Destino del documento[modifica | modifica sorgente]

Morto Edoardo di Middleham prima del padre, e ucciso anche costui sui campi di Bosworth (31 agosto 1485), la corona passò ad Enrico VII che, nella prima seduta del Parlamento dopo la sua ascesa al trono, fece abrogare immediatamente tale atto e diede ordine di bruciare tutte le copie esistenti del medesimo senza nemmeno leggerlo. La ragione di quest'ultimo ordine è oggetto di speculazione da parte degli storici, e molti pro-Riccardo sostengono che sarebbe la prova che Enrico voleva ripristinare lo stato di legittimità della moglie Elisabetta di York, ma quasi di nascosto, perché i Principi della Torre erano ancora in vita, e la abrogazione del Titulus Regius faceva del maggiore di loro il Re legittimo.

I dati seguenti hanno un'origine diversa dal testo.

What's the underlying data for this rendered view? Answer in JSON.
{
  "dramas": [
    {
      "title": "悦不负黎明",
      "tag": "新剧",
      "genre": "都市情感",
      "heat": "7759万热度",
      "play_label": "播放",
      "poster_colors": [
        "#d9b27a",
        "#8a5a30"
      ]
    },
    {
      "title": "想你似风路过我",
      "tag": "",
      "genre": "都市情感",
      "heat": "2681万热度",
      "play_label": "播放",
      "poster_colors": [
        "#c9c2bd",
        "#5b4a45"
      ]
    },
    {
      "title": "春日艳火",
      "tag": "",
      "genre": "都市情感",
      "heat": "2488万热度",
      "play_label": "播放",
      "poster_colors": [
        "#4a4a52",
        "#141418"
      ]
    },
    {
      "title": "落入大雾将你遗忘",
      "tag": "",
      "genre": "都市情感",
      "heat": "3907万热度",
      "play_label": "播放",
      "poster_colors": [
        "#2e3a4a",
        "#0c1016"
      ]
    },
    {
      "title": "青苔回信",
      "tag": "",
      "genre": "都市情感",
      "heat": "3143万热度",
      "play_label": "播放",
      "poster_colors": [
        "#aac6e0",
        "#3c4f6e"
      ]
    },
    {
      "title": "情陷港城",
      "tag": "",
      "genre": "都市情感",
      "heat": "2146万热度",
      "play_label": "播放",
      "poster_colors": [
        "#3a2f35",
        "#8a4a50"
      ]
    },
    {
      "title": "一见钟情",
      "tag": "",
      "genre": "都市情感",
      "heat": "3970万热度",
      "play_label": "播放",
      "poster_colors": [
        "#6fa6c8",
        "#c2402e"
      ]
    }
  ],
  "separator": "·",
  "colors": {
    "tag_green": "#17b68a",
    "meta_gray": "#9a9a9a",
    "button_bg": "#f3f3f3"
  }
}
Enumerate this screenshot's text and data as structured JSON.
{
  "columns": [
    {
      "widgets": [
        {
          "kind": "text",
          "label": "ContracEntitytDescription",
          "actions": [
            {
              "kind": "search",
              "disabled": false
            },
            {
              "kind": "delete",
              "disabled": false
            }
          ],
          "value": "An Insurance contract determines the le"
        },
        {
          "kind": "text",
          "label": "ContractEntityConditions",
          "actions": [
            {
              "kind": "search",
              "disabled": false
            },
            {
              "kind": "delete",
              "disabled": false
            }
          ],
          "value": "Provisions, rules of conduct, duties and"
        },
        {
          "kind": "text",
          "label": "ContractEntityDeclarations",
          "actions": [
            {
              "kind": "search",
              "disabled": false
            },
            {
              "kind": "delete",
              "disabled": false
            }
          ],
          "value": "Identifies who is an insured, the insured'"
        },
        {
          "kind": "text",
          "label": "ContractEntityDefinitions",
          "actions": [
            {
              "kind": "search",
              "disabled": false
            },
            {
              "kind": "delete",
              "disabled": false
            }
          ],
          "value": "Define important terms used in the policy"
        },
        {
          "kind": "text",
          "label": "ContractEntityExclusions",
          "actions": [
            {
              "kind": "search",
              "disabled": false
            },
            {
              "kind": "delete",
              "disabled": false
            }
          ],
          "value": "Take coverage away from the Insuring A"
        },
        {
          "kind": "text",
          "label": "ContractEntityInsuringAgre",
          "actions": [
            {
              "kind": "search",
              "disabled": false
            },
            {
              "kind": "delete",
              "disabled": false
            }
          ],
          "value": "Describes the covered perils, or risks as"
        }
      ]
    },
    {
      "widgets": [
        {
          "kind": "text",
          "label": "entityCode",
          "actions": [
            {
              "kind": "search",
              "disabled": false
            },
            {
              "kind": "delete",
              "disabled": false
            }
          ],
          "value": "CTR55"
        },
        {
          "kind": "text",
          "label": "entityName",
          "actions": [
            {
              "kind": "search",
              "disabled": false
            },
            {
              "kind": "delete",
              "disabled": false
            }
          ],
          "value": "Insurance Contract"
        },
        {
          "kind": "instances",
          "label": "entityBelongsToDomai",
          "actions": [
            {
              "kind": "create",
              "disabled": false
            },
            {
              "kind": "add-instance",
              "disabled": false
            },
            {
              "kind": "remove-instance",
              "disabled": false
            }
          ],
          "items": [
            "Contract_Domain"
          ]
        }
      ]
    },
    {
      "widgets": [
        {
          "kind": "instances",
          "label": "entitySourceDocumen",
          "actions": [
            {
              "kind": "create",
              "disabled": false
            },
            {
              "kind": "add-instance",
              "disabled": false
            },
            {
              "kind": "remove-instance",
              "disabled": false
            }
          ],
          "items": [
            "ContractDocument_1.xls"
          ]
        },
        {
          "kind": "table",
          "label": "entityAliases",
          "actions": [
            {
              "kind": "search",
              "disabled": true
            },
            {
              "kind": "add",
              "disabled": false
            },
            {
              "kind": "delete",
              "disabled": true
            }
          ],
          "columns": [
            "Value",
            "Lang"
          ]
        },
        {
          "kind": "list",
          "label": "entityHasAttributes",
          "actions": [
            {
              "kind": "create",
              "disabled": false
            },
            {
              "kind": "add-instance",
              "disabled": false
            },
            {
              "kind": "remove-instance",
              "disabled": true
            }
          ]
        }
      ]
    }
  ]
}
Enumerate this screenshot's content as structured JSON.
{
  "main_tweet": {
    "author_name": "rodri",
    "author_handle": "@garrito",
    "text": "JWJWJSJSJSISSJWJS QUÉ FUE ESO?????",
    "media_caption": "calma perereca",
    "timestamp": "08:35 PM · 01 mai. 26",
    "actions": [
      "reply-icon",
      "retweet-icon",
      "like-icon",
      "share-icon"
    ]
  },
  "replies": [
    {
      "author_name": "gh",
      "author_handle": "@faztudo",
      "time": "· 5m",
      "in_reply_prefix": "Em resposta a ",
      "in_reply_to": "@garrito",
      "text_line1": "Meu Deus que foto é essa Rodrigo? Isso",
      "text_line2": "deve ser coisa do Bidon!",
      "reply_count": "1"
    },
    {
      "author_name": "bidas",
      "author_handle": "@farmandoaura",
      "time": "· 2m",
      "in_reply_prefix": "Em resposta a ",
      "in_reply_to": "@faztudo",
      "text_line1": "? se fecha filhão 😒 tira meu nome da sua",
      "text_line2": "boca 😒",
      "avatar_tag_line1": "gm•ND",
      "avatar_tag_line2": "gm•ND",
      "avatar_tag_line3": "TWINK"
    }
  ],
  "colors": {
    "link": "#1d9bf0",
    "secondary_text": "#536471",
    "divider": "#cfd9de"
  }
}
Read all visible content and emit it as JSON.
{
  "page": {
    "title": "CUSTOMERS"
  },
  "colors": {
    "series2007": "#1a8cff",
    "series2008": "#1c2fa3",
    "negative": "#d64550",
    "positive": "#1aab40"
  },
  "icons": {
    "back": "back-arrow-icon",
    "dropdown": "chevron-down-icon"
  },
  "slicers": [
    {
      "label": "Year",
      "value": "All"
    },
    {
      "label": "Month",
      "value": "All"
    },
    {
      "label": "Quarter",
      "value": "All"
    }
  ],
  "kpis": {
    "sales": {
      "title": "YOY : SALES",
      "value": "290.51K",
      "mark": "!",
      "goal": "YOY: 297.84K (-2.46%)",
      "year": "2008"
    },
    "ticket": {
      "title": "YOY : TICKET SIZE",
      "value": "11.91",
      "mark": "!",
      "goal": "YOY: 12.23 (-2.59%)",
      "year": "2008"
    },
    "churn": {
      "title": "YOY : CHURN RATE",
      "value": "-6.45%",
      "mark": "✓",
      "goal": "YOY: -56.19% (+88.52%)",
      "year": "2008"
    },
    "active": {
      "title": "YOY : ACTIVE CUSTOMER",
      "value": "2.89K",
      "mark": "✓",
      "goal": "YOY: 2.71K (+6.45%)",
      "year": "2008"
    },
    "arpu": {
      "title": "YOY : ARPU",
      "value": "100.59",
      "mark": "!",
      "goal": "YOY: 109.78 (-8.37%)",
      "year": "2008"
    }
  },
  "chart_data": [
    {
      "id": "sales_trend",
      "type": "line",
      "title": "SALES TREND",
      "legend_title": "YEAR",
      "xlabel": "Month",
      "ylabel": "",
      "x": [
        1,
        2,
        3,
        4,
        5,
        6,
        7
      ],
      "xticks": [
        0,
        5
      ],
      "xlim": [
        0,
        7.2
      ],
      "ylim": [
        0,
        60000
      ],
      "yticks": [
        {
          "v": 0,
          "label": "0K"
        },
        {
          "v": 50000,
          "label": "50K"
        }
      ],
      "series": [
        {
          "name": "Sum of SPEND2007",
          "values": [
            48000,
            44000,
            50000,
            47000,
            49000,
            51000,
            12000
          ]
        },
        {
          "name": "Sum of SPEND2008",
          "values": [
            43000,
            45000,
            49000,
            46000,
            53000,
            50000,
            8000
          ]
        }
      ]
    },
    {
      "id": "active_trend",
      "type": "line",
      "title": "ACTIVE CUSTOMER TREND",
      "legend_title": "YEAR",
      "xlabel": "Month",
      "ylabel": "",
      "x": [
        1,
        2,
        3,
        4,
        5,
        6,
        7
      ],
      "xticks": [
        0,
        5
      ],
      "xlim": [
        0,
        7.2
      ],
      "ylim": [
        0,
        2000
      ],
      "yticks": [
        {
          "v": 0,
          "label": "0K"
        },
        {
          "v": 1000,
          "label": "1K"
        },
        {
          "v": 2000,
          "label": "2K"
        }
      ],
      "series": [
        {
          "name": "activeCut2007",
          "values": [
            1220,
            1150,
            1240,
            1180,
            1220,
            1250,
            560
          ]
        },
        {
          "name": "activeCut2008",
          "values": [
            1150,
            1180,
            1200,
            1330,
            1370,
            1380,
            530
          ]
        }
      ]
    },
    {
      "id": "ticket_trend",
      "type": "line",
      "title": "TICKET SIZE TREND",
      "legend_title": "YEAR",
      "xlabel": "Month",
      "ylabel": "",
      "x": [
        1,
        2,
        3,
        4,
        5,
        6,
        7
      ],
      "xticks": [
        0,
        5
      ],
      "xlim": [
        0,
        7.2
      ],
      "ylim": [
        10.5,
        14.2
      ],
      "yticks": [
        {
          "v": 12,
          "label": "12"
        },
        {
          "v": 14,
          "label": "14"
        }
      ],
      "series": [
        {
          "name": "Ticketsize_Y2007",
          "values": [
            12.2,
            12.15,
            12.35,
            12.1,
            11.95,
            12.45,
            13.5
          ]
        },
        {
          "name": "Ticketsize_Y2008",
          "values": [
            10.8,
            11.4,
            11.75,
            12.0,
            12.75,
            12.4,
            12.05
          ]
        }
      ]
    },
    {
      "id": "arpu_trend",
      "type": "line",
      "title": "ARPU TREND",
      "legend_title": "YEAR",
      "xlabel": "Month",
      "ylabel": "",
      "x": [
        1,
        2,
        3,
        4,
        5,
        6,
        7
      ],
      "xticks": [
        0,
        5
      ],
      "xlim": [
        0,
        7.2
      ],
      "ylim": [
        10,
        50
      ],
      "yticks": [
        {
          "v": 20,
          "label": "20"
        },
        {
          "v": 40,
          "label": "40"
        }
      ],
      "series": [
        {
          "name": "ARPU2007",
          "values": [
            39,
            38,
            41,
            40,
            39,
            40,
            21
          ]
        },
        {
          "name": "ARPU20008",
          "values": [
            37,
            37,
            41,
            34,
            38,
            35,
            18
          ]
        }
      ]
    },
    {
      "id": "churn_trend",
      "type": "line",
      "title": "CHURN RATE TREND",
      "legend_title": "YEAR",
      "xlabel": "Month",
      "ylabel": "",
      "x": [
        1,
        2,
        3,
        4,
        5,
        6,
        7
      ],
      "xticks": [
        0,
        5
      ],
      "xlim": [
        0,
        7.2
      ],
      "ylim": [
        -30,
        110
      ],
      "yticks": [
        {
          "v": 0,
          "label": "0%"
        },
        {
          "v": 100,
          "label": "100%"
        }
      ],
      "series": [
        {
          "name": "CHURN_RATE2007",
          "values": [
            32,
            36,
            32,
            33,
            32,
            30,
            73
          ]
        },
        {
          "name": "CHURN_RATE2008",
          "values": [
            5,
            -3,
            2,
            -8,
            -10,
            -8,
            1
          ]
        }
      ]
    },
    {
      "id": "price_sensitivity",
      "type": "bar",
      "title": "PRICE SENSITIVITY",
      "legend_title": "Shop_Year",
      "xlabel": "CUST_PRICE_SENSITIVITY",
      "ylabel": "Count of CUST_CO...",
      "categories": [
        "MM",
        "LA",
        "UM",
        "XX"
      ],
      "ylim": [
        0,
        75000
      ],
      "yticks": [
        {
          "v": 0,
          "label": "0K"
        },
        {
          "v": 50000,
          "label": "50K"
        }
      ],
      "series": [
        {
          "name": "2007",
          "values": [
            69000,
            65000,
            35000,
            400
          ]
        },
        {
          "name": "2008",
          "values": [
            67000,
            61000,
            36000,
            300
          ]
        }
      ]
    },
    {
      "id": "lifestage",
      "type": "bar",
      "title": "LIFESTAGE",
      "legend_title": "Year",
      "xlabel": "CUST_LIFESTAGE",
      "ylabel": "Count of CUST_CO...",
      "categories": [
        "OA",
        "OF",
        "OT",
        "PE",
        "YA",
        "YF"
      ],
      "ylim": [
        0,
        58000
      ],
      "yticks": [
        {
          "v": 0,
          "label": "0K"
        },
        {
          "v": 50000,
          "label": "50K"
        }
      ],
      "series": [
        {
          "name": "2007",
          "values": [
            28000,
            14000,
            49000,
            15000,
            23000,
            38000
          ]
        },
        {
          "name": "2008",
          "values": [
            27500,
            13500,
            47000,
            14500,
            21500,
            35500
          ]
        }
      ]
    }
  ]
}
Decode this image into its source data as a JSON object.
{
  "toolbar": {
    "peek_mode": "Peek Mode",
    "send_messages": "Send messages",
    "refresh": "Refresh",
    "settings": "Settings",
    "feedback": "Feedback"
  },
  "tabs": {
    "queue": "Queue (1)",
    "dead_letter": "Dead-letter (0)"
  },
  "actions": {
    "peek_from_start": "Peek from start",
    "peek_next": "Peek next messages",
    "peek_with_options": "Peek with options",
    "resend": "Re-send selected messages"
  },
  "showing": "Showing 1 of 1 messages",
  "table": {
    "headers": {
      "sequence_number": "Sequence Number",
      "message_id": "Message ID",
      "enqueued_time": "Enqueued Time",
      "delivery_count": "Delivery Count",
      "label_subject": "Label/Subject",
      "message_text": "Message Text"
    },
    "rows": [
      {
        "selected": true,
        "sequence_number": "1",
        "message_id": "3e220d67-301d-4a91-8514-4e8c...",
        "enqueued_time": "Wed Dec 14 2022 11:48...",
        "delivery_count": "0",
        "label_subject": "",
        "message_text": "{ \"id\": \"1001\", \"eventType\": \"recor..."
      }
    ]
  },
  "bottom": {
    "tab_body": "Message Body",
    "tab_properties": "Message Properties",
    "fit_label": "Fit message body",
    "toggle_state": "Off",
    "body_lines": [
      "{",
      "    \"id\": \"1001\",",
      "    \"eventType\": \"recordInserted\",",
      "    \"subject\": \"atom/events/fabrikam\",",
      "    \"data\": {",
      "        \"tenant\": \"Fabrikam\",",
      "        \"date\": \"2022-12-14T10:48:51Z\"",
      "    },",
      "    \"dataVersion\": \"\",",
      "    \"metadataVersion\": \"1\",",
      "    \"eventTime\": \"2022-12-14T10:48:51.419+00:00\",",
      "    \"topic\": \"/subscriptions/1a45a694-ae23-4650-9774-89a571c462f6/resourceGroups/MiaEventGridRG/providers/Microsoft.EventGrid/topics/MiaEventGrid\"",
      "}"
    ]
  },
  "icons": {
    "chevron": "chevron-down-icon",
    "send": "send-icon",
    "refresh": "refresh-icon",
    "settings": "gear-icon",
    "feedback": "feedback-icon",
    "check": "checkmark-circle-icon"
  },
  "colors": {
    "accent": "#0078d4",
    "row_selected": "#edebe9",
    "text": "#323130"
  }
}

Esiste tuttavia la possibilità che il motivo per cui Enrico vietava la lettura dell'atto fosse invece la omissione, sopra segnalata, del requisito della nascita legittima per l'erede di Riccardo, e la esistenza, che era di dominio pubblico, di due figli naturali di Riccardo. Infatti secondo la lettera del Titulus Regius, con la morte di Riccardo John of Gloucester succedeva al trono. Enrico dunque fece distruggere il Titulus Regius (che forse John of Gloucester non aveva mai letto) e nei primi tempi non diede segni di voler molestare il figlio naturale di Riccardo, ma all'epoca della rivolta di Perkin Warbeck (1491) lo fece arrestare e poi segretamente uccidere nella Torre. Non risulta che John of Gloucester avesse figli. Katherine, sposata ad Herbert, conte di Huntingdon, morì, sembra nel 1487 o 1488, senza discendenti. A tutt’oggi esiste una sola copia del documento, quella trascritta nelle Cronache di Croyland (un monastero benedettino) e scoperta sotto il regno di Giacomo I (1566-1625) da sir George Buck.